Since 1994, Michael Franti has been best known for his band Spearhead, a funk and soul outfit with lyrics that commented on social issues with an uncommon level of sensitivity and a measured critique. Prior to that, Franti had been the main vocalist in industrial-rap acts the Beatnigs and the Disposable Heroes of Hiphoprisy. The latter's 1992 album, Hypocrisy Is the Greatest Luxury, is now considered a classic of the genre, with songs covering subjects like police brutality, homophobia, racism and the economic and cultural degradation of society by greed. Franti seemed to have grasped all the interconnections and expressed it all with poetry and creativity. But he didn't feel that that particular mode of expression suited his long-term strategy for tackling the social ills.


“When Muhammad Ali passed away a couple of weeks ago, I read this great quote that said, 'If you believe everything you believed at age twenty at age fifty, then you've wasted thirty years of your life,'” says Franti. “I guess I realized that when I was making music that was super-aggressive and super-angry, I felt powerless in the world to be a change-maker or be a difference-maker. As I've grown, I've realized that it's possible to make a difference through influencing people through positivity — showing that there's a possibility of things changing. The style of music has a lot to do with that. I really believe that music is entirely about feeling. Literally, the vibrations that tickle our eardrums is how we experience music; these things that we don't see that tickle our eardrums and change the chemicals in our brain that make us feel adulation, intoxicated with love, anger, fear and sadness — all that has to do with the endorphins and hormones that race around in our bodies.”

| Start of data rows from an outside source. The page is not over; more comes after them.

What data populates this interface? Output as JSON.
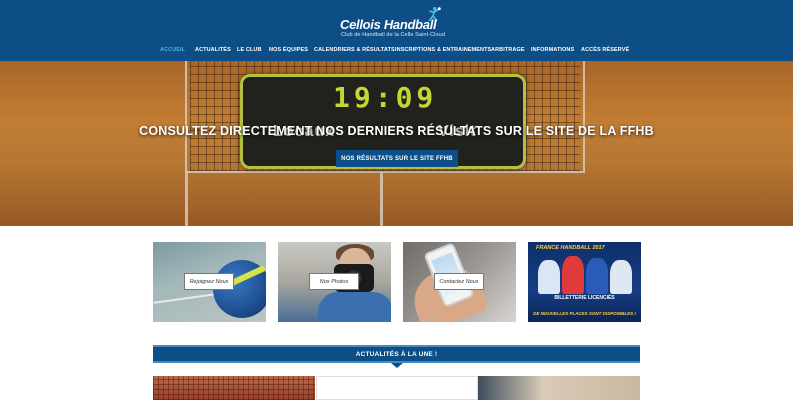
{
  "header": {
    "logo_title": "Cellois Handball",
    "logo_subtitle": "Club de Handball de la Celle Saint-Cloud",
    "brand_color": "#0d4e86"
  },
  "nav": {
    "items": [
      {
        "label": "ACCUEIL",
        "active": true
      },
      {
        "label": "ACTUALITÉS"
      },
      {
        "label": "LE CLUB"
      },
      {
        "label": "NOS ÉQUIPES"
      },
      {
        "label": "CALENDRIERS & RÉSULTATS"
      },
      {
        "label": "INSCRIPTIONS & ENTRAINEMENTS"
      },
      {
        "label": "ARBITRAGE"
      },
      {
        "label": "INFORMATIONS"
      },
      {
        "label": "ACCÈS RÉSERVÉ"
      }
    ]
  },
  "hero": {
    "scoreboard_time": "19:09",
    "scoreboard_home": "Locaux",
    "scoreboard_away": "Visit",
    "heading": "CONSULTEZ DIRECTEMENT NOS DERNIERS RÉSULTATS SUR LE SITE DE LA FFHB",
    "button_label": "NOS RÉSULTATS SUR LE SITE FFHB"
  },
  "tiles": [
    {
      "button_label": "Rejoignez Nous",
      "image": "handball-ball"
    },
    {
      "button_label": "Nos Photos",
      "image": "child-with-camera"
    },
    {
      "button_label": "Contactez Nous",
      "image": "hand-holding-phone"
    },
    {
      "image": "france-handball-ad",
      "brand": "FRANCE HANDBALL",
      "year": "2017",
      "ticket_text": "BILLETTERIE LICENCIÉS",
      "places_text": "DE NOUVELLES PLACES SONT DISPONIBLES !"
    }
  ],
  "news": {
    "section_title": "ACTUALITÉS À LA UNE !"
  }
}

Franti himself is multi-ethnic, raised by a Finnish family that adopted him at birth, and part of his upbringing was learning that identity contains great nuance. Franti couldn't view the world in simplistic ways, and his music has always reflected that perspective. Even when he pointedly criticized social ills, there was a basic core of compassion in his approach. And while the music Franti wrote in the early '90s seems prescient now, he feels that the world isn't the same. The new Michael Franti & Spearhead album, Soulrocker, expresses Franti's positive outlook toward encouraging the world to go in a better direction.

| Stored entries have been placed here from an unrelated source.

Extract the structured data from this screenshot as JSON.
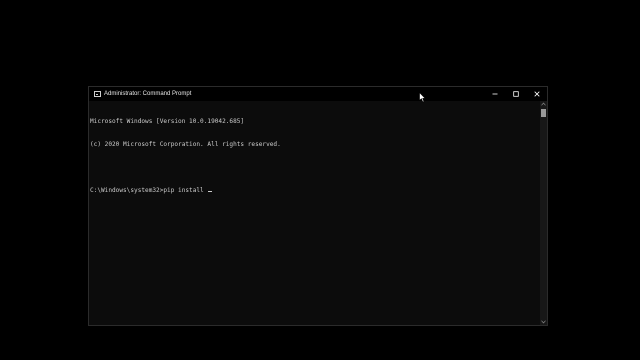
{
  "window": {
    "title": "Administrator: Command Prompt",
    "controls": {
      "minimize_icon": "minimize-icon",
      "maximize_icon": "maximize-icon",
      "close_icon": "close-icon"
    }
  },
  "console": {
    "lines": [
      "Microsoft Windows [Version 10.0.19042.685]",
      "(c) 2020 Microsoft Corporation. All rights reserved.",
      "",
      "C:\\Windows\\system32>pip install "
    ]
  },
  "colors": {
    "background": "#0c0c0c",
    "text": "#cccccc",
    "titlebar": "#000000"
  }
}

“I feel like there's been a lot of positive change,” says Franti. “I didn't imagine even ten years ago that we'd have marriage equality in 32 states. In general, I feel on the street there's more opportunity for different ethnicities having equality in our country than certainly when I was born, in the '60s. One of the most frustrating things is to hear the rhetoric we're hearing in this election. It just blows me away. Not even on a racial basis, but just on the strength of bullying. The fact that any time anybody says anything critical of Trump, he attacks them. I don't want Trump to be my president, because I don't want my kids hearing that's how you treat people in the world. It's like trolling has become part of our national vocabulary. I wrote a song in 1992 with Disposable Heroes of Hiphoprisy called 'The Language of Violence,' and it's about how we use language to belittle people so that we can do horrible things to them. We called Vietnamese people 'gooks' so we didn't feel bad about dropping napalm on their kids. That kind of rhetoric I see taking place everywhere in society and in social media. Bullying is a major problem.”



“I tweeted the other day, I think after the attack in Nice, me holding a peace sign with '#enough,'” says Franti. “Someone wrote back to me and said someone in ISIS is not going to listen to what I have to say. But everyone that isn't violent learned from someone in their lives that violence is not the way to be. So we have to keep saying it, because everyone that isn't violent was reached in some way. If we continue to say that message, it reaches people before they go to the other side, whether that's in my own community or on the international level. Our elected leaders need that same moral compass and [need to] be willing to compromise and put aside differences and not respond to every attack by bullying and lashing out. We need people who are more steadied in their approach to conflict; otherwise it'll keep escalating and leading to more violence.”